The success of many of these novel immunotherapeutic approaches for myeloma depends on effective trafficking of myeloma-specific T cells to the marrow and on their persistence and functionality. Leone et al1 provide insight into a novel mechanism whereby the marrow microenvironment may promote immune evasion (see figure). By using marrow samples from 20 patients with MGUS and 20 patients with symptomatic MM, they found that both myeloid and plasmacytoid DCs accumulate in the marrow during the transition from MGUS to MM. Furthermore, these DCs engulf apoptotic myeloma cells through recognition of calreticulin (CD91), an “eat me” signal on the myeloma cells, and then, through tumor antigen processing, they activate myeloma-specific marrow-infiltrating CD8+ T cells.
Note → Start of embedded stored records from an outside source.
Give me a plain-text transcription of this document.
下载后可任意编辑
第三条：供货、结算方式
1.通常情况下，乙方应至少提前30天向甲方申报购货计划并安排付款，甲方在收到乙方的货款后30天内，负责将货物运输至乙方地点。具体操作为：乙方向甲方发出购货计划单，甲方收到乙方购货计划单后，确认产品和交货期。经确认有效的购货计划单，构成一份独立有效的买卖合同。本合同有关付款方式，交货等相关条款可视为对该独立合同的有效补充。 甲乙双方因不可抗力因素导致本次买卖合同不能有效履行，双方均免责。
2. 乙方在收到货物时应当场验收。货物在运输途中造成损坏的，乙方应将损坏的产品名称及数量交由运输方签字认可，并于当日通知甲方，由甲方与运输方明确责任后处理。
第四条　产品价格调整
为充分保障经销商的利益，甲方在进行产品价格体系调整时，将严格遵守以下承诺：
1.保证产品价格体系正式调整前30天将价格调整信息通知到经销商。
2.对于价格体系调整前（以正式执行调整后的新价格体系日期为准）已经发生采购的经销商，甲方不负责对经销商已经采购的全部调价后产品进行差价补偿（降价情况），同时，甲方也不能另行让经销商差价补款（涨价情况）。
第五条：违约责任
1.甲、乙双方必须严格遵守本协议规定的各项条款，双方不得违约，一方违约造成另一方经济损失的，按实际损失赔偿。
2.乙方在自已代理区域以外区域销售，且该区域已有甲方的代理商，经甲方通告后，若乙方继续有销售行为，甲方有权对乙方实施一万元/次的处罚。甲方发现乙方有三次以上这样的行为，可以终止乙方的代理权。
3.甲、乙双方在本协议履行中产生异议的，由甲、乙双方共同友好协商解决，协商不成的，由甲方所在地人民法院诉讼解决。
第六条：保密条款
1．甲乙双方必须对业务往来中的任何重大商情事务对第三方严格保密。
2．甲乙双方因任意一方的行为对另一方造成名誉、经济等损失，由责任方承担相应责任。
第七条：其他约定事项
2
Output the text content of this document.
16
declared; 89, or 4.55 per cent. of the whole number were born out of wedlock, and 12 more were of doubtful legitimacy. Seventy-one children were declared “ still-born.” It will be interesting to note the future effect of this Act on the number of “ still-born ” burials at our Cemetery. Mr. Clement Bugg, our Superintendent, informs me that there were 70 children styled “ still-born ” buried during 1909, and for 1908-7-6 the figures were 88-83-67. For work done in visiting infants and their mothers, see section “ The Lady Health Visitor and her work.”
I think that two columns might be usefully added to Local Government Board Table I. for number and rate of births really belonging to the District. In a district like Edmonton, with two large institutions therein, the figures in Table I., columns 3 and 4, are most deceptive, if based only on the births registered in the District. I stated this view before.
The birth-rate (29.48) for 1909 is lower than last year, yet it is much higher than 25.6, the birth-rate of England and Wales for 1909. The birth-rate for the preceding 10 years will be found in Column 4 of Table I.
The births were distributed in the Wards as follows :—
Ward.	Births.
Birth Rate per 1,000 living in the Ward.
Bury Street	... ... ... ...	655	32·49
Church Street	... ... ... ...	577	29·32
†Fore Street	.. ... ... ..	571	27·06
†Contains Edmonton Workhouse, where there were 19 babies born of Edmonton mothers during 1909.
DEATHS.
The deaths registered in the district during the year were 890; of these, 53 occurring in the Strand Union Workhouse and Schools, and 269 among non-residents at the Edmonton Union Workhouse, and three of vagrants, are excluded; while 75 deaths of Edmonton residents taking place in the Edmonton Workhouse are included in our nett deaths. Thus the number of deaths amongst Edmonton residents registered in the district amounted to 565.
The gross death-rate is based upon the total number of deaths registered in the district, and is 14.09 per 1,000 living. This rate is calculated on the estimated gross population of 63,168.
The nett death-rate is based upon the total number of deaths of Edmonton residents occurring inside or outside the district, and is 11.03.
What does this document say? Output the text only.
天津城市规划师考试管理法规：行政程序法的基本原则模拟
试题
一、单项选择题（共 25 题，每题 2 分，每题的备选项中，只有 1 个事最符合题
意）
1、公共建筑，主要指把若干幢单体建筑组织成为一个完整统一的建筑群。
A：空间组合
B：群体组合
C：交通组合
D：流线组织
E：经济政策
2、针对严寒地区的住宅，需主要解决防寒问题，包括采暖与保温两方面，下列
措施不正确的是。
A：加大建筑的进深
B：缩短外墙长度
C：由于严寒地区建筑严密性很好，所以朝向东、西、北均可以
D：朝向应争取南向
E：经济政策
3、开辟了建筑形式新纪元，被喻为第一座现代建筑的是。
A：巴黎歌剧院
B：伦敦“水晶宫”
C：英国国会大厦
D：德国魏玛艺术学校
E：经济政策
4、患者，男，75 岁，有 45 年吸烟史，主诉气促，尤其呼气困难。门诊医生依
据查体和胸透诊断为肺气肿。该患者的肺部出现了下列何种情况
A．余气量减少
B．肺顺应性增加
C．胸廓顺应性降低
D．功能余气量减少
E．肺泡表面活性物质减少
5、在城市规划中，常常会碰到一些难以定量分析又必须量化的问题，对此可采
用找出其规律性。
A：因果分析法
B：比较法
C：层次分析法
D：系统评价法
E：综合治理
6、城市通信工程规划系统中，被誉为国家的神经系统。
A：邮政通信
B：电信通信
The latter was demonstrated by analyzing the subset of samples from 4 patients carrying HLA-A*0201 for the level of CD8+ T cells specific for the HLA-A*0201-restricted NY-ESO-1157-165 epitope. The authors showed that the level of NY-ESO-1157-165-specific CD8+ T cells found in the marrow of all 4 of these patients became significantly lower after CD91 blockade, which prevented the DCs from engulfing the myeloma cells and presenting tumor antigen peptides to the CD8+ T cells. Conversely, by using surface CD80/CD86, these same DCs interacted with nonapoptotic myeloma cells through CD28, a major T-cell costimulatory molecule that is expressed at higher levels in plasma cells from MM patients than from MGUS patients and that mediated a significant downregulation of expression of proteasome subunits. Because the proteasomes are critical for tumor antigen processing, this would be expected to decrease expression of tumor antigen peptides on the myeloma cells, enabling them to evade CD8+ T-cell recognition and killing. Indeed, by using flow-based cytotoxicity assays, the CD8+ T cells that expanded in the presence of autologous DCs preloaded with apoptotic myeloma cells successfully killed myeloma cells that were preincubated with DCs across a Transwell barrier, not exposed to DCs, or exposed to DCs in the presence of a CD28-blocking antibody. However, these primed and expanded CD8+ T cells did not kill the myeloma targets if the myeloma cells were preincubated directly with bone marrow DCs. Importantly, this mechanism adds to earlier observations suggesting that CD28 expression on MM cells also induces chemotherapeutic resistance.10
Important questions remain, including whether this finding of CD28-CD80/CD86-mediated immune evasion can be translated to the clinic by using CD28 blocking agents such as CTLA4-immunoglobulin or inhibitors of CD28 downstream signaling through the PI3K-AKT pathway to restore immune sensitivity. Conceivably, T cells engineered to express myeloma-directed chimeric antigen receptors (CARs) may be able to bypass this specific immuno-inhibitory pathway if the expression of the specific CAR target is not affected by proteasome loss. T cells engineered to express large numbers of affinity-enhanced TCRs may also compensate for reduced expression of tumor antigen peptides. Finally, checkpoint inhibitors such as programmed cell death 1 (PD-1), PD-L1, or CTLA-4 antibodies may partially offset immunosuppressive signals from the marrow microenvironment. Nonetheless, the study by Leone et al1 highlights the necessity to address defects in both the effectors and the myeloma targets to optimize the efficacy of immunotherapy for MM. It is likely that the most effective immunotherapeutic approach for MM will include strategies for expanding the repertoire, function, and persistence of myeloma-directed T cells as well as enhancing the sensitivity of MM cells to immune attack.
Conflict-of-interest disclosure: The author declares no competing financial interests.